Lo Smart working è stato ridotto (anche per il famigerato “intervento” ministeriale) ad uno strumento complementare alla indisponibilità di spazi e comunque subordinato alla prevalenza del servizio nelle Sedi, demolendone la funzione innovativa di modalità ordinaria di prestazione dell’attività lavorativa.
Le Sedi di Via della Navicella del Centro di ricerca “Agricoltura e Ambiente” (CREA-AA) e del Centro di ricerca “Alimenti e Nutrizione” (CREA-AN) sono state snaturate e compresse pur di realizzarvi il trasferimento dei dipendenti e dei materiali provenienti da altre Strutture. Anche il materiale in esubero è stato accantonato provvisoriamente in container.

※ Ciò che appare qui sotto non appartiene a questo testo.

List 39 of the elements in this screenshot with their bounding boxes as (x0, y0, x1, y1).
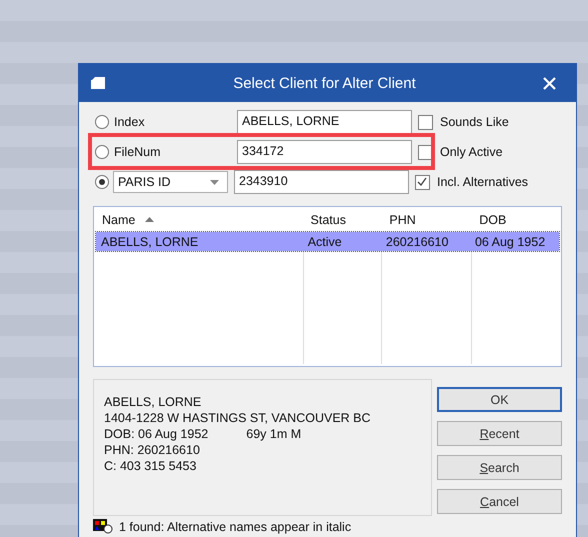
radio-button[interactable] (95, 145, 109, 159)
input-field[interactable]: ABELLS, LORNE (237, 110, 412, 134)
close-icon[interactable] (543, 76, 556, 90)
checkbox-label[interactable]: Incl. Alternatives (437, 175, 528, 189)
checkbox-label[interactable]: Only Active (440, 145, 503, 159)
status-icon (93, 519, 113, 534)
radio-label[interactable]: Index (114, 115, 237, 129)
client-phone: C: 403 315 5453 (104, 458, 196, 474)
table-row[interactable]: ABELLS, LORNE Active 260216610 06 Aug 1952 (96, 232, 559, 251)
checkbox-label[interactable]: Sounds Like (440, 115, 509, 129)
id-type-dropdown[interactable]: PARIS ID (113, 171, 228, 193)
dialog-button[interactable]: Search (437, 455, 562, 480)
radio-label[interactable]: FileNum (114, 145, 237, 159)
column-header[interactable]: DOB (471, 212, 561, 226)
dialog-button[interactable]: OK (437, 387, 562, 412)
table-cell-text: ABELLS, LORNE (100, 234, 200, 248)
input-field[interactable]: 334172 (237, 140, 412, 164)
table-cell-text: 06 Aug 1952 (474, 234, 546, 248)
table-cell-text: 260216610 (384, 234, 450, 248)
dialog-button[interactable]: Recent (437, 421, 562, 446)
column-header[interactable]: Name (94, 212, 303, 226)
client-dob: DOB: 06 Aug 1952 (104, 426, 208, 442)
caret-icon (210, 180, 219, 184)
client-name: ABELLS, LORNE (104, 394, 202, 410)
checkbox[interactable] (415, 174, 430, 190)
radio-button[interactable] (95, 115, 109, 129)
status-text: 1 found: Alternative names appear in italic (119, 520, 352, 534)
radio-button[interactable] (95, 175, 109, 189)
table-cell-text: Active (306, 234, 343, 248)
window-title: Select Client for Alter Client (232, 74, 417, 92)
client-address: 1404-1228 W HASTINGS ST, VANCOUVER BC (104, 410, 371, 426)
client-phn: PHN: 260216610 (104, 442, 200, 458)
dialog-button[interactable]: Cancel (437, 489, 562, 514)
column-header[interactable]: Status (302, 212, 382, 226)
card-icon (90, 76, 106, 90)
client-age: 69y 1m M (246, 426, 302, 442)
checkbox[interactable] (418, 114, 433, 130)
input-field[interactable]: 2343910 (234, 170, 409, 194)
column-header[interactable]: PHN (381, 212, 472, 226)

Stupisce, pertanto, che tale congerie, la quale è letteralmente “pagata” dai dipendenti con costi ulteriori, disagio e mortificazione professionale, sia rivendicata come un successo (magari individuale), nel tentativo grottesco di conservare contestualmente un duplice ruolo davanti alla platea delle colleghe e dei colleghi.

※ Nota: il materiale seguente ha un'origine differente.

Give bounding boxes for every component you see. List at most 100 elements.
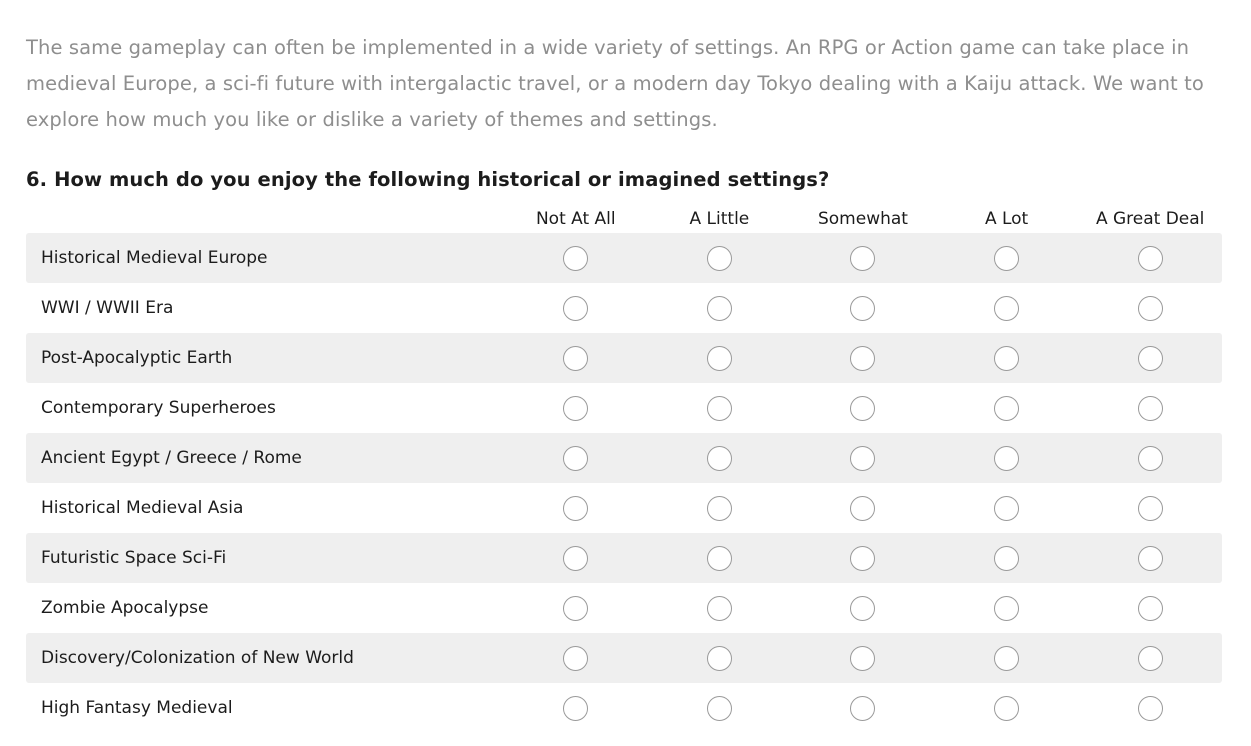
radio-button[interactable] (563, 245, 589, 271)
radio-cell[interactable] (648, 395, 792, 421)
radio-cell[interactable] (504, 295, 648, 321)
radio-cell[interactable] (648, 545, 792, 571)
radio-cell[interactable] (504, 645, 648, 671)
radio-cell[interactable] (935, 695, 1079, 721)
radio-button[interactable] (1137, 695, 1163, 721)
radio-button[interactable] (563, 295, 589, 321)
radio-button[interactable] (706, 395, 732, 421)
radio-button[interactable] (994, 645, 1020, 671)
radio-button[interactable] (850, 695, 876, 721)
radio-cell[interactable] (791, 695, 935, 721)
radio-cell[interactable] (791, 295, 935, 321)
radio-button[interactable] (850, 295, 876, 321)
radio-cell[interactable] (1078, 495, 1222, 521)
radio-button[interactable] (706, 245, 732, 271)
radio-cell[interactable] (935, 395, 1079, 421)
radio-button[interactable] (1137, 395, 1163, 421)
radio-cell[interactable] (504, 345, 648, 371)
radio-cell[interactable] (1078, 595, 1222, 621)
radio-button[interactable] (706, 445, 732, 471)
radio-button[interactable] (994, 295, 1020, 321)
radio-button[interactable] (563, 545, 589, 571)
radio-button[interactable] (850, 645, 876, 671)
radio-cell[interactable] (935, 645, 1079, 671)
radio-cell[interactable] (648, 645, 792, 671)
radio-button[interactable] (563, 595, 589, 621)
radio-button[interactable] (850, 245, 876, 271)
radio-cell[interactable] (791, 445, 935, 471)
radio-button[interactable] (994, 495, 1020, 521)
radio-button[interactable] (850, 595, 876, 621)
radio-cell[interactable] (791, 245, 935, 271)
radio-cell[interactable] (935, 295, 1079, 321)
radio-cell[interactable] (791, 545, 935, 571)
radio-button[interactable] (563, 695, 589, 721)
radio-cell[interactable] (648, 245, 792, 271)
radio-cell[interactable] (504, 595, 648, 621)
radio-button[interactable] (994, 395, 1020, 421)
radio-cell[interactable] (1078, 545, 1222, 571)
radio-button[interactable] (994, 595, 1020, 621)
radio-button[interactable] (563, 645, 589, 671)
radio-button[interactable] (706, 345, 732, 371)
radio-button[interactable] (563, 345, 589, 371)
radio-cell[interactable] (791, 345, 935, 371)
radio-button[interactable] (994, 245, 1020, 271)
radio-cell[interactable] (791, 595, 935, 621)
radio-cell[interactable] (504, 245, 648, 271)
radio-cell[interactable] (504, 495, 648, 521)
radio-cell[interactable] (791, 645, 935, 671)
radio-cell[interactable] (935, 495, 1079, 521)
radio-button[interactable] (850, 495, 876, 521)
radio-button[interactable] (563, 445, 589, 471)
radio-button[interactable] (563, 395, 589, 421)
radio-button[interactable] (850, 445, 876, 471)
radio-button[interactable] (850, 345, 876, 371)
radio-button[interactable] (994, 695, 1020, 721)
radio-button[interactable] (1137, 295, 1163, 321)
radio-cell[interactable] (1078, 445, 1222, 471)
radio-button[interactable] (706, 495, 732, 521)
radio-cell[interactable] (648, 595, 792, 621)
radio-button[interactable] (1137, 495, 1163, 521)
radio-button[interactable] (850, 545, 876, 571)
radio-button[interactable] (1137, 645, 1163, 671)
radio-button[interactable] (1137, 595, 1163, 621)
radio-button[interactable] (1137, 545, 1163, 571)
radio-cell[interactable] (648, 295, 792, 321)
radio-button[interactable] (706, 545, 732, 571)
radio-cell[interactable] (935, 445, 1079, 471)
radio-cell[interactable] (935, 595, 1079, 621)
radio-button[interactable] (706, 295, 732, 321)
radio-cell[interactable] (1078, 645, 1222, 671)
radio-cell[interactable] (504, 545, 648, 571)
radio-button[interactable] (563, 495, 589, 521)
radio-button[interactable] (994, 445, 1020, 471)
radio-button[interactable] (850, 395, 876, 421)
radio-button[interactable] (706, 645, 732, 671)
radio-cell[interactable] (648, 445, 792, 471)
radio-cell[interactable] (791, 495, 935, 521)
radio-button[interactable] (1137, 445, 1163, 471)
radio-cell[interactable] (935, 345, 1079, 371)
radio-cell[interactable] (1078, 695, 1222, 721)
radio-cell[interactable] (648, 345, 792, 371)
radio-button[interactable] (994, 345, 1020, 371)
radio-cell[interactable] (504, 695, 648, 721)
radio-cell[interactable] (504, 395, 648, 421)
radio-cell[interactable] (935, 545, 1079, 571)
radio-button[interactable] (994, 545, 1020, 571)
radio-cell[interactable] (1078, 295, 1222, 321)
radio-button[interactable] (706, 595, 732, 621)
radio-button[interactable] (1137, 245, 1163, 271)
radio-cell[interactable] (648, 495, 792, 521)
radio-cell[interactable] (935, 245, 1079, 271)
radio-button[interactable] (706, 695, 732, 721)
radio-cell[interactable] (791, 395, 935, 421)
radio-cell[interactable] (1078, 395, 1222, 421)
radio-cell[interactable] (648, 695, 792, 721)
radio-cell[interactable] (1078, 345, 1222, 371)
radio-cell[interactable] (504, 445, 648, 471)
radio-cell[interactable] (1078, 245, 1222, 271)
radio-button[interactable] (1137, 345, 1163, 371)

In questa situazione di indubbia disorganizzazione, CGIL e UIL chiedono nuovamente e come già chiesto in precedenza:
- che ogni Centro e l’Amministrazione centrale mantengano l’unitarietà della propria Struttura;
- spazi di studio e lavoro in numero sufficiente e comunque idonei per i dipendenti, garantendo l’attività di laboratorio e lo spazio per le attività del personale non strutturato attivo sui progetti;
- l’ampliamento dello smart-working svincolato dalla necessità di garantire la turnazione nelle postazioni di lavoro.
La direzione dei Centri
La selezione dei Direttori di Centro ha prodotto un risultato ibrido, di conferma in alcuni casi e di ricambio o subentro in altri.

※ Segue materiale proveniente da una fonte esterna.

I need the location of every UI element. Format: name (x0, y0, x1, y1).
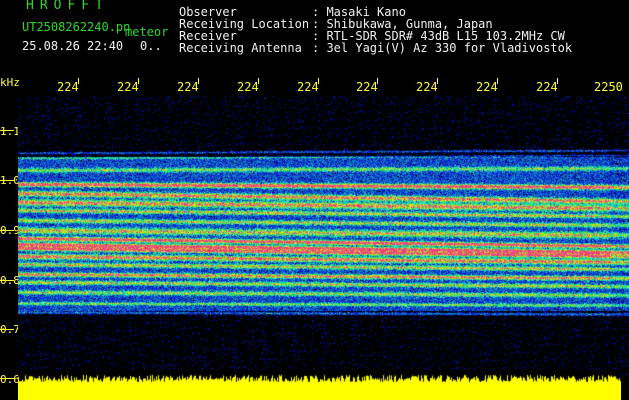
header-label-antenna: Receiving Antenna (179, 41, 302, 55)
time-tick-mark (318, 78, 319, 84)
time-tick-mark (377, 78, 378, 84)
hrofft-window: { "app": { "logo": "HROFFT", "filename":… (0, 0, 629, 400)
freq-tick-mark (0, 378, 14, 379)
spectrogram (18, 96, 629, 378)
time-tick-mark (258, 78, 259, 84)
time-tick-label: 224 (416, 80, 438, 94)
time-tick-label: 224 (177, 80, 199, 94)
datetime-label: 25.08.26 22:40 (22, 39, 124, 53)
time-tick-label: 224 (356, 80, 378, 94)
time-tick-label: 224 (536, 80, 558, 94)
freq-tick-label: 1.1 (0, 125, 20, 138)
meteor-count: 0.. (140, 39, 162, 53)
freq-tick-mark (0, 329, 14, 330)
time-tick-mark (497, 78, 498, 84)
header-value-antenna: : 3el Yagi(V) Az 330 for Vladivostok (312, 41, 573, 55)
time-tick-label: 224 (237, 80, 259, 94)
time-tick-label: 2250 (594, 80, 623, 94)
meteor-label: meteor (125, 25, 169, 39)
time-tick-label: 224 (57, 80, 79, 94)
freq-tick-mark (0, 230, 14, 231)
time-tick-label: 224 (297, 80, 319, 94)
filename-label: UT2508262240.pn (22, 20, 131, 34)
time-tick-label: 224 (476, 80, 498, 94)
freq-tick-mark (0, 280, 14, 281)
time-tick-label: 224 (117, 80, 139, 94)
time-tick-mark (437, 78, 438, 84)
signal-level-bars (18, 370, 621, 400)
freq-tick-mark (0, 180, 14, 181)
time-tick-mark (138, 78, 139, 84)
time-tick-mark (557, 78, 558, 84)
freq-unit-label: kHz (0, 76, 20, 89)
freq-tick-mark (0, 130, 14, 131)
freq-tick-label: 0.6 (0, 373, 20, 386)
time-tick-mark (78, 78, 79, 84)
app-logo: HROFFT (26, 0, 109, 13)
time-tick-mark (198, 78, 199, 84)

La valutazione dell’esperienza gestionale ha costituito un elemento di indubbio discrimine e tuttavia rappresenta una potenziale distorsione rispetto al ruolo che i titolari del vertice di Strutture di ricerca dovrebbero esercitare, comprimendone l’attività nella cassaforma di oneri e responsabilità amministrative o gestionali da cui avrebbero dovuto essere sollevati.
Attualmente l’organizzazione dei Centri multisede è ancora in via sperimentale, con ruoli non ben definiti se non tramite incarichi estemporanei, senza una definizione di ruoli e funzioni. Conseguenza di ciò è un carico di lavoro solo su alcuni soggetti, senza l’adeguata verifica che l’organizzazione del Centro sia funzionale e con un numero di addetti adeguato.
Il Personale
Pur apprezzando il recupero fatto a favore del personale Ricercatore e Tecnologo relativo alle progressioni passate e future, non possiamo dire lo stesso per il personale Tecnico amministrativo, molti dei quali superano i 10 anni di permanenza nel livello e che diventa la questione centrale non più rinviabile per la valorizzazione del personale.
Per quanto riguarda la stabilizzazione è necessario avviare quanto prima il confronto per la definizione delle relative procedure.
Infine, il Piano di fabbisogni del Personale, in un triennio l’Ente prevede di assumere un solo CTER, basterebbe guardare le previsioni di pensionamento del personale per rendersi conto dell’inadeguatezza di tale decisione.